A recent call with a financial advisor from Indiana is representative of a common inquiry related to Social Security benefits. The advisor asked: My client, who is turning 62, working and wants to start collecting Social Security, was told by a Social Security Administration (SSA) representative that taking a distribution from his IRA could reduce his Social Security benefit if he retires early. Is that true and, if so, what are the details?

Highlights of the Discussion The quick answer is, “No.” While the ability to collect Social Security benefits may be restricted based on earned income and the SSA’s “Earnings Test,” the SSA does not consider IRA distributions as earned income for this purpose. Anyone who is thinking of beginning his or her SSA retirement benefits should discuss their options with a tax and/or legal advisor.

A full discussion of the SSA Earnings Test is beyond the scope of this Case of the Week, however, in general, if a person claims Social Security retirement benefits before attaining full retirement age (between age 65 and 67, depending on year of birth), under the annual earnings reduction formula, the SSA will withhold $1 in Social Security retirement benefit for every $2 earned over the annual limit ($22,320 for 2024). In the year a person reaches full retirement age, the SSA will deduct $1 in benefits for every $3 earned above a different limit, which is $59,520 for 2024. The SSA only counts earnings up to the month before an individual reaches full retirement age, not earnings for the entire year.

According to the SSA’s website on claiming early benefits while working:

“When we figure out how much to deduct from your benefits, we count only the wages you make from your job or your net profit if you’re self-employed.
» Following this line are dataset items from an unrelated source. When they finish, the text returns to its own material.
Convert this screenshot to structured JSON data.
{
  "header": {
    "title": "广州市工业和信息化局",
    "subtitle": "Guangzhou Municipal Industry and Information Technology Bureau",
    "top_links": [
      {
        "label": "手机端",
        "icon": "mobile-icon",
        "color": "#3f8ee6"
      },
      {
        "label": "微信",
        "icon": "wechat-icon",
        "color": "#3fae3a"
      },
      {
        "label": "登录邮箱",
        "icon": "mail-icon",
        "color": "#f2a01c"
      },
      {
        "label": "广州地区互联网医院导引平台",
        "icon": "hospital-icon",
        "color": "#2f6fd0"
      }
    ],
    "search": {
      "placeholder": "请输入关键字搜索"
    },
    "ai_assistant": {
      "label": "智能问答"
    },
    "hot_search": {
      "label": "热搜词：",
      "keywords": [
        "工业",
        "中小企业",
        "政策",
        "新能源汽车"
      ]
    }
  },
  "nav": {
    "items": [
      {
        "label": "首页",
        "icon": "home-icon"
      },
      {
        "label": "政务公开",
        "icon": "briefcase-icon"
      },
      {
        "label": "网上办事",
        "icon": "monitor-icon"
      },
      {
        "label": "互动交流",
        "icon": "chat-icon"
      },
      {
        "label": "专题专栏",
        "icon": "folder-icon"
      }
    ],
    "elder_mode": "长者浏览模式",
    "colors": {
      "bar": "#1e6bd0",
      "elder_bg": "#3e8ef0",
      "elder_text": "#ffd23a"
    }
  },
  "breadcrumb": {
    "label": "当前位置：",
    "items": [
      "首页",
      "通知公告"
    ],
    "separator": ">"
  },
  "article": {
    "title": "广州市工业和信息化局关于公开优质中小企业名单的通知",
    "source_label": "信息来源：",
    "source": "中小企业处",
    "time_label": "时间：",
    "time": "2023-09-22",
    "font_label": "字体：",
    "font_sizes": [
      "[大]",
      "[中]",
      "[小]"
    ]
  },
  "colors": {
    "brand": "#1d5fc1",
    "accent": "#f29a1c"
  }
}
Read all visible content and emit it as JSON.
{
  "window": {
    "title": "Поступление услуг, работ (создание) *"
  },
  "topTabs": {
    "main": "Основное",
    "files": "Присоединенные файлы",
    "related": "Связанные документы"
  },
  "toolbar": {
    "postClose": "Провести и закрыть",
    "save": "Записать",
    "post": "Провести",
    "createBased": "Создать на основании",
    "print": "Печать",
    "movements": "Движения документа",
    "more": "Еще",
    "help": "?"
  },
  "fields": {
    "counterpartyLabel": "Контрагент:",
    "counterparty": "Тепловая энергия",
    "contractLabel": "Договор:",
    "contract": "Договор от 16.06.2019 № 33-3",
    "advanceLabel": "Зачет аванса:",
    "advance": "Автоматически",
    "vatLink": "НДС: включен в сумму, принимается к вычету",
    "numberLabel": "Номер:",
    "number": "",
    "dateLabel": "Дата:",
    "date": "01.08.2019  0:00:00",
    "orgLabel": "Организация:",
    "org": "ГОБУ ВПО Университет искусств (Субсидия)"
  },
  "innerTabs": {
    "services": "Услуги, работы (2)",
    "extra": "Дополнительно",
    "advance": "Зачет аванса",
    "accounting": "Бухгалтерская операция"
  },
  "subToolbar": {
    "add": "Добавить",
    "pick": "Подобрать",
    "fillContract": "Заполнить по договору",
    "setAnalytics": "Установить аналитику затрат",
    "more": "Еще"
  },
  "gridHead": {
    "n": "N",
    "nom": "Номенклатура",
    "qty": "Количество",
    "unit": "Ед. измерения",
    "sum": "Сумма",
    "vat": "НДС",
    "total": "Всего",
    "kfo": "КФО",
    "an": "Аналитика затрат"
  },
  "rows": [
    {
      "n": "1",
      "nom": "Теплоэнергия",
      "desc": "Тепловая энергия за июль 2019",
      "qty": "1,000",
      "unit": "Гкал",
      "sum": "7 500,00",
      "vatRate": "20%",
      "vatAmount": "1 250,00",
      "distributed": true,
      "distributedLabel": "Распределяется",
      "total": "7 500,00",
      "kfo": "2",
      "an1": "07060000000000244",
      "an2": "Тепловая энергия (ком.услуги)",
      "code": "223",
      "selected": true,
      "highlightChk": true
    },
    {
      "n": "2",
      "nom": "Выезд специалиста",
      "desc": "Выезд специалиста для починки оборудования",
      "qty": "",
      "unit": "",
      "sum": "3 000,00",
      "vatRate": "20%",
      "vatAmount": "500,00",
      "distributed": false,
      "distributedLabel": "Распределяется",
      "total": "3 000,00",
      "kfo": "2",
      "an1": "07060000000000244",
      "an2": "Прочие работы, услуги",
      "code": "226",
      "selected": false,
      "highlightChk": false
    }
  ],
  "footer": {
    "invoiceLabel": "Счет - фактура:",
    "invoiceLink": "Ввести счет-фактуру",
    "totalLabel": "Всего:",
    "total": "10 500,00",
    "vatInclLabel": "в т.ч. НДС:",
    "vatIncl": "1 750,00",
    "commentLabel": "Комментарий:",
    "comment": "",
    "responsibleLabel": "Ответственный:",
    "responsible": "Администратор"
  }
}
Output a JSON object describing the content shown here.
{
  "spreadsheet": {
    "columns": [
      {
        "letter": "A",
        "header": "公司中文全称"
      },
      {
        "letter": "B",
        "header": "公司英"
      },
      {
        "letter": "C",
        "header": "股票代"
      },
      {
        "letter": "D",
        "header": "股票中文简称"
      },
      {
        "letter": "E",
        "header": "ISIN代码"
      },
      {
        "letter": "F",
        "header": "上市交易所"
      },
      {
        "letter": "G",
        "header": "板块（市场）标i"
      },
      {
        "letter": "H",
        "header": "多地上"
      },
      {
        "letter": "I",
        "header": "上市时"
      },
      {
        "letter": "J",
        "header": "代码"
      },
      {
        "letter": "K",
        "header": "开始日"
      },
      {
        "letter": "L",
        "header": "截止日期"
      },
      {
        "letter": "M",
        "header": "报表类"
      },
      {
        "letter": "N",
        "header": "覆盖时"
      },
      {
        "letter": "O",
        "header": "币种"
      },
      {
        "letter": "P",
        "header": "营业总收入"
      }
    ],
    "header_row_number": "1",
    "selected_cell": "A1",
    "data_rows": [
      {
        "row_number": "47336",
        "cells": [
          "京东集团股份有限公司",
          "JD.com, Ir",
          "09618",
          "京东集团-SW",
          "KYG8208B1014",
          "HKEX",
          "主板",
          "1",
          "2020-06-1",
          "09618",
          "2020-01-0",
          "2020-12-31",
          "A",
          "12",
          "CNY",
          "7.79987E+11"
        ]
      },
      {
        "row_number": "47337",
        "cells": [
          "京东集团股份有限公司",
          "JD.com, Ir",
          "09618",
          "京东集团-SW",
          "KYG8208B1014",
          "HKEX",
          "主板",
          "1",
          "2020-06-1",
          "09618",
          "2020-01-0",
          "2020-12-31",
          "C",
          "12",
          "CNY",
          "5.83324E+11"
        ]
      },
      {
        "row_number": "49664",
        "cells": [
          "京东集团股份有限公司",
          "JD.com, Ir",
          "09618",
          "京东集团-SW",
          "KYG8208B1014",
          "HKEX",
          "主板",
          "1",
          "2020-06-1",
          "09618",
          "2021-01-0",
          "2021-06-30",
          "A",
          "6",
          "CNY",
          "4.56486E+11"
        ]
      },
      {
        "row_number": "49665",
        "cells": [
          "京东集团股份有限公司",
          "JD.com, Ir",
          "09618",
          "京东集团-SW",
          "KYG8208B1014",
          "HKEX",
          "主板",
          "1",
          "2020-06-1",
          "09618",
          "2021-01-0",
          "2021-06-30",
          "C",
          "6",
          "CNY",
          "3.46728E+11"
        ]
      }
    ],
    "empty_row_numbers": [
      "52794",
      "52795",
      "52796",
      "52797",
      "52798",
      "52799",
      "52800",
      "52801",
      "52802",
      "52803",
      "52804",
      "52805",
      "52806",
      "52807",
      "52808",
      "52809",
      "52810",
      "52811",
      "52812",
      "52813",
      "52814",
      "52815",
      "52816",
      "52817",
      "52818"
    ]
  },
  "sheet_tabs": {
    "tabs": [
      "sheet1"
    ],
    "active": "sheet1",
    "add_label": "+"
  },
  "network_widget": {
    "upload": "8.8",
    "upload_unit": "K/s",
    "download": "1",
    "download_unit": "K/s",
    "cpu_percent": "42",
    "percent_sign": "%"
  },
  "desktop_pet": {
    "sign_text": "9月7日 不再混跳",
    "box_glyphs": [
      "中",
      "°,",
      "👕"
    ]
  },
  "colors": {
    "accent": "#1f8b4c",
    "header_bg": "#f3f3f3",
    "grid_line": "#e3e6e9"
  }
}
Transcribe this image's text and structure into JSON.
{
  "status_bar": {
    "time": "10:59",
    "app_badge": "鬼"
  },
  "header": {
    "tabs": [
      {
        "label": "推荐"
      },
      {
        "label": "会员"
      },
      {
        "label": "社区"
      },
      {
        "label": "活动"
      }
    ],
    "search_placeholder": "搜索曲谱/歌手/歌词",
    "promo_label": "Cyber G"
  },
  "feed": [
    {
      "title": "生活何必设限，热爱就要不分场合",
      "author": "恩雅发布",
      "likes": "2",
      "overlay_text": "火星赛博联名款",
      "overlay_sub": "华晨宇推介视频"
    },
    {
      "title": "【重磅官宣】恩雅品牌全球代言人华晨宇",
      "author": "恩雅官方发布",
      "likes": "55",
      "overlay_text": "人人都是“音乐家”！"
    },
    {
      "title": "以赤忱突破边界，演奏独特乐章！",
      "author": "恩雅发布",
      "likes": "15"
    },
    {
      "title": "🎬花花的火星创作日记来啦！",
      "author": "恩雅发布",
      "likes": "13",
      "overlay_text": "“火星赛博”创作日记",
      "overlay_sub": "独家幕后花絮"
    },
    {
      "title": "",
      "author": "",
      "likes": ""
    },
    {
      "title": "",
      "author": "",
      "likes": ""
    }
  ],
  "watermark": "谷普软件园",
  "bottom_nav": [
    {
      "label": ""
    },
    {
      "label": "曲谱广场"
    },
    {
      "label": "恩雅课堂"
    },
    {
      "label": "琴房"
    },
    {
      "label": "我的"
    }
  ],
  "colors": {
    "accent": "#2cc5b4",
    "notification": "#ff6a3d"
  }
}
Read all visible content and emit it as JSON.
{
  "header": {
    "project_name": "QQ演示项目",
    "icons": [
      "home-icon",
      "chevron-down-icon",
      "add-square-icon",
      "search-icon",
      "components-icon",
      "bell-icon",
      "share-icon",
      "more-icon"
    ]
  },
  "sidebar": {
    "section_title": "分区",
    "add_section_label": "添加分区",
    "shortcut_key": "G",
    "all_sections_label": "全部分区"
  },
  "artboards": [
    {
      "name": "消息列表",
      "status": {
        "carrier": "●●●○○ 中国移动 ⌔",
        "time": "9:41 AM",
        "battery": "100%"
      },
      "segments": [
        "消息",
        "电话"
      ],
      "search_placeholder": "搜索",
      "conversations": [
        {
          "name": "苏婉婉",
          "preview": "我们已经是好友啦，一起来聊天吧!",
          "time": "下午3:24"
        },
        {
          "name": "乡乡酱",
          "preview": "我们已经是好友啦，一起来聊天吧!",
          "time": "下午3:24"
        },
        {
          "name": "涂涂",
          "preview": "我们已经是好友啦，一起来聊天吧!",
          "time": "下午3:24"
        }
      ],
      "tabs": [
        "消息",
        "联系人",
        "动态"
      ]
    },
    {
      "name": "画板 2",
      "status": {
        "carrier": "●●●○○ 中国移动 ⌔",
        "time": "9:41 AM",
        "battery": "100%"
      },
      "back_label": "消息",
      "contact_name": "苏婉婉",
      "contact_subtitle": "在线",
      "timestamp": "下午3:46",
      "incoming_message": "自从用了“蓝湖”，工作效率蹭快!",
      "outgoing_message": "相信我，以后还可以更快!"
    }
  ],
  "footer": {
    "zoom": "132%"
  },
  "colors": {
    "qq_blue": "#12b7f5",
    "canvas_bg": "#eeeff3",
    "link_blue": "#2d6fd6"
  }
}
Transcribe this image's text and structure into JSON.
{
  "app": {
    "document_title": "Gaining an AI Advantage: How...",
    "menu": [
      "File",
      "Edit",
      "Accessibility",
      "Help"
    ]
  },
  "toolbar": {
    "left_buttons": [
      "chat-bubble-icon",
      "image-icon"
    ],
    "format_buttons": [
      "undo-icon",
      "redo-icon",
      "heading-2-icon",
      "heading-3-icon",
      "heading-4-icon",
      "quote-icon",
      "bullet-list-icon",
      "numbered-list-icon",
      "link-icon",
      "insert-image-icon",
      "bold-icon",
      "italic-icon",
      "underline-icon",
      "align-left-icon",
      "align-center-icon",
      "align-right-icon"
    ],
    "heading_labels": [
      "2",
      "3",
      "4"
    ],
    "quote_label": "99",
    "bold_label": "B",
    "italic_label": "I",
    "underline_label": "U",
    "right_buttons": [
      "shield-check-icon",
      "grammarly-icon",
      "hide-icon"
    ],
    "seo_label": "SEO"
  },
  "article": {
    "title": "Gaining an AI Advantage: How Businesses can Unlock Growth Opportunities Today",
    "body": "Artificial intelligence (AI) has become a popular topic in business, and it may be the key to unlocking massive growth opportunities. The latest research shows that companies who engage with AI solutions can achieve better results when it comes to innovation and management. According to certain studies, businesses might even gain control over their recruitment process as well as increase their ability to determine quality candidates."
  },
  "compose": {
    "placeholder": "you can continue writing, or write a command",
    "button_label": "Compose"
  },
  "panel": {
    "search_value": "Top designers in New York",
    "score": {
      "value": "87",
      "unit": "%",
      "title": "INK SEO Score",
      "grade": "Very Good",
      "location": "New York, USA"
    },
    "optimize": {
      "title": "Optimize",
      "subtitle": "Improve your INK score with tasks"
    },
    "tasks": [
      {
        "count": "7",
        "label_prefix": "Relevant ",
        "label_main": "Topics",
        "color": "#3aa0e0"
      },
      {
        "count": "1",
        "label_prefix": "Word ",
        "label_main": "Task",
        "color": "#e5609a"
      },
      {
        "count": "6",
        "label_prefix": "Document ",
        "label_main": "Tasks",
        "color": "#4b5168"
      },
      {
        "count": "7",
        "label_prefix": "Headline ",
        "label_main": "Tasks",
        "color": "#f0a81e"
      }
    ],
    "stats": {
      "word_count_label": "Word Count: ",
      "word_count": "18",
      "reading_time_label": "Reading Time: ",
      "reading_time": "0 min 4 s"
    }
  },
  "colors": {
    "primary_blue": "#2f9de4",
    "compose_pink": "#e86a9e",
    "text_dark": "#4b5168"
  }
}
We include bonuses, commissions, and vacation pay. We don’t count pensions, annuities, investment income, interest, veterans benefits, or other government or military retirement benefits.” [1]

The earnings test has been around since Social Security was initially introduced, and its purpose from the start was to preserve Social Security benefits for those who are “truly” retired, not simply to provide a windfall for individuals reaching a specific age. Once one understands the purpose of the Earnings Test, it would seem logical to assume that income that is not “earned,” such as IRA distributions, for example, would not reduce a person’s early retirement benefit.

Conclusion Any person who would like to claim Social Security benefits before full retirement age and continue working, should carefully review how the Earnings Test works, because their Social Security benefit could be reduced due to their earned income. IRA distributions and pension withdrawals do not count as earned income for this purpose.